Travis J Omasta

Preparation of radiation-grafted powders for use as anion exchange ionomers in alkaline polymer electrolyte fuel cells

A novel alkaline exchange ionomer (AEI) was prepared from the radiation-grafting of vinylbenzyl chloride (VBC) onto poly(ethylene-co-tetrafluoroethylene) [ETFE] powders with powder particle sizes of less than 100 μm diameter. Quaternisation of the VBC grafted ETFE powders with trimethylamine resulted in AEIs that were chemically the same as the ETFE-based radiation-grafted alkaline anion exchange membranes (AAEM) that had been previously developed for use in low temperature alkaline polymer electrolyte fuel cells (APEFC). The integration of the AEI powders into the catalyst layers (CL) of both electrodes resulted in a H2/O2 fuel cell peak power density of 240 mW cm−2 at 50 °C (compared to 180 mW cm−2 with a benchmark membrane electrode assembly containing identical components apart from the use of a previous generation AEI). This result is promising considering the wholly un-optimised nature of the AEI inclusion into the catalyst layers.
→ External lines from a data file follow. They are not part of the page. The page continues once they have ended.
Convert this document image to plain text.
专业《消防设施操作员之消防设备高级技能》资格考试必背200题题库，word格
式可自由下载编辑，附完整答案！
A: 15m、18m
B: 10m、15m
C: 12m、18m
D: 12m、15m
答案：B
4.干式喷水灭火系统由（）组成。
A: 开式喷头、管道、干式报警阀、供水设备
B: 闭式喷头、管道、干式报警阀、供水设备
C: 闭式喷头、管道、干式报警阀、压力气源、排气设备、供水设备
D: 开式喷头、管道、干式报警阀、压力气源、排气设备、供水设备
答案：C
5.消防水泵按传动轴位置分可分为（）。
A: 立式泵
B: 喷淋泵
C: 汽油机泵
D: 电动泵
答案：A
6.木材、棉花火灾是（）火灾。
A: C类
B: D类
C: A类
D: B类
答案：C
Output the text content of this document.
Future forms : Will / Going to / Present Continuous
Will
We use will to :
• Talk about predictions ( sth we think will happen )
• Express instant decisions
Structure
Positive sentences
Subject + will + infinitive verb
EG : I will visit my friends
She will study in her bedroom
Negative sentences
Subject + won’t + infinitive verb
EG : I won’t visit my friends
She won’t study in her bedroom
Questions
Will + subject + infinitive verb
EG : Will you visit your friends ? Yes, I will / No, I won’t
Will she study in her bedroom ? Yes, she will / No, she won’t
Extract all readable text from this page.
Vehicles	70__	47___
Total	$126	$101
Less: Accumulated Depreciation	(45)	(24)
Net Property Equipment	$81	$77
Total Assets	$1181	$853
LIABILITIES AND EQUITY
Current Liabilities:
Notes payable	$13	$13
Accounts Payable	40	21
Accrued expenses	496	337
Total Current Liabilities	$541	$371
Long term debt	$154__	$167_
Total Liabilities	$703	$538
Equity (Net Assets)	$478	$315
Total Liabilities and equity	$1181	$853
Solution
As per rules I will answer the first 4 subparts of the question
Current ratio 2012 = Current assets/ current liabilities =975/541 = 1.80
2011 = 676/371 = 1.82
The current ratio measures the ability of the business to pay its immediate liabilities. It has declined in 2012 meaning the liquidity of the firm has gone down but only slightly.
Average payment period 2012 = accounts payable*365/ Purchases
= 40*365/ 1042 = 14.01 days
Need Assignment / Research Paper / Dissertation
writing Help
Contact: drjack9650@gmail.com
Beyond catalysis and membranes: visualizing and solving the challenge of electrode water accumulation and flooding in AEMFCs

A majority of anion exchange membrane fuel cells (AEMFCs) reported in the literature have been unable to achieve high current or power. A recently proposed theory is that the achievable current is largely limited by poorly balanced water during cell operation. In this work, we present convincing experimental results – coupling operando electrochemical measurements and neutron imaging – supporting this theory and allowing the amount and distribution of water, and its impact on AEMFC performance, to be quantified for the first time. We also create new electrode compositions by systematically manipulating the ionomer and carbon content in the anode catalyst layer, which allowed us to alleviate the mass transport behavior limitations of H2/O2 AEMFCs and achieve a new record-setting peak power density of 1.9 W cm−2 – a step-change to existing literature. Our efforts cast a new light on the design and optimization of AEMFCs – potentially changing the way that AEMFCs are constructed and operated.

Carbonate dynamics and opportunities with low temperature, AEM-based electrochemical CO2 separators

Fossil fuel power plants are responsible for a significant portion of anthropogenic atmospheric carbon dioxide (CO2) and due to concerns over global climate change, finding solutions that significantly reduce emissions at their source has become a vital concern. When oxygen (O2) is reduced along with CO2 at the cathode of an anion exchange membrane (AEM) electrochemical cell, carbonate and bicarbonate are formed which are transported through electrolyte by migration from the cathode to the anode where they are oxidized back to CO2 and O2. This behavior makes AEM-based devices scientifically interesting CO2 separation devices or “electrochemical CO2 pumps.” Electrochemical CO2 separation is a promising alternative to state-of-the-art solvent-based methods because the cells operate at low temperatures and scale with surface area, not volume, suggesting that industrial electrochemical systems could be more compact than amine sorption technologies. In this work, we investigate the impact of the CO2 separator cell potential on the CO2 flux, carbonate transport mechanism and process costs. The applied electrical current and CO2 flux showed a strong correlation that was both stable and reversible. The dominant anion transport pathway, carbonate vs. bicarbonate, undergoes a shift from carbonate to mixed carbonate/bicarbonate with increased potential. A preliminary techno-economic analysis shows that despite the limitations of present cells, there is a clear pathway to meet the US DOE 2025 and 2035 targets for power plant retrofit CO2 capture systems through materials and systems-level advances.

Water and Ion Transport in Anion Exchange Membrane Fuel Cells

Much of the work on Anion Exchange Membrane Fuel Cells (AEMFCs) in recent years has focused on the development of new catalysts and membranes. Though this work is important, it has overlooked mass transport in these systems, which is equally critical to achieving high performance. This chapter provides an overview of aspects related to AEMFC water management and carbonation upon exposure to carbon dioxide. managing both of these are needed in order to achieve high performing fuel cells.